Le prix des billets d’avion risque de décoller

Contrairement à ce que l’on pourrait penser, le carburant de nos avions est moins onéreux qu’il y a un an. En revanche, la volatilité des prix et la non-prévision de la tendance pourraient potentiellement affecter le coût et la faisabilité de certains trajets.

Le 3 mai, le prix du carburéacteur (JET-A1, carburant servant à la propulsion de nos avions) était, en Europe, inférieur de 8% à ce qu’il était il y a un an. Sur une semaine, il est en baisse de 1.8% et sur un mois il affiche une hausse de 2.6%.

Même si le prix du carburéacteur est inférieur au prix d’il y a un an, il reste plus élevé que prévu par IATA en Décembre 2018. Cela peut affecter les perspectives de rentabilité de l’industrie du transport aérien et faire varier le prix des billets d’avion grâce à la modification de la valeur de la YQ (la fameuse surcharge carburant).

En Europe, les compagnies aériennes se couvrent contre les variations de prix mais depuis 2010 les marges bénéficiaires ont été comprimées ou élargies par les hausses et les baisses des prix du carburéacteur qui devient de plus en plus instable. Les compagnies sont extrêmement sensibles à ces variations et beaucoup d’entre elles ne passerons pas au travers d’une crise pétrolière. Or, si les prix du carburant restent plus élevés que prévu, il y aura une réduction de la rentabilité de l’industrie prévisionnelle pouvant atteindre 1%.
A la vue des marges opérationnelles des compagnies aériennes les plus fragiles, il est fort à parier que la YQ va revenir sur le devant de la scène avec une valeur plus importante et que pas mal de compagnies vont subir des turbulences pouvant les mener vers la fin des opérations. Tous les moyens seront donc bon pour réduire les coûts (surtout ceux de la distribution…).
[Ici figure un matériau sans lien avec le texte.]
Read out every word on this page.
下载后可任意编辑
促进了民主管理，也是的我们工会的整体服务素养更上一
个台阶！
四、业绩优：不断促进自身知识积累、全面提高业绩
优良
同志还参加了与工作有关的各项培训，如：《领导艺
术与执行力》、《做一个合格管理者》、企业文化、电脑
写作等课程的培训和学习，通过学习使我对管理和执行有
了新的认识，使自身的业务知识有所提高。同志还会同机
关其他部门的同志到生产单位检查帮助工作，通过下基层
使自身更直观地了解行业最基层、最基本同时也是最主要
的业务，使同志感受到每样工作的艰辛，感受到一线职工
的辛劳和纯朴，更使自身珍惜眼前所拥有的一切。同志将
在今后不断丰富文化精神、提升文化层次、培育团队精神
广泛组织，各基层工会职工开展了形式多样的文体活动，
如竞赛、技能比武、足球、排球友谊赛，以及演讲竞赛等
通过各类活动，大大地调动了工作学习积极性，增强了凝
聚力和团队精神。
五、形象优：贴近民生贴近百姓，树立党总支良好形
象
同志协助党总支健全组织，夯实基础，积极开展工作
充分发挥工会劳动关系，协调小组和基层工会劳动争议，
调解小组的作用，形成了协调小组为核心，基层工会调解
Les compagnies ayant misé sur des appareils moins gourmands seront donc avantagées. En revanche, celles qui opère les 737MAX8 et 9 seront sérieusement impactées et subiront une sorte de double peine. Plus que jamais, la vigilance doit être de mise pour les acheteurs et les travel managers qui risquent de voir des prix varier de façon significative, des routes disparaître et des compagnies se retrouver potentiellement en difficulté (modification des coûts de distribution, mouvements sociaux…).

Affaire à suivre de très près surtout si l'on prend en compte les tensions géopolitiques actuelles (en particulier les relations USA/Iran).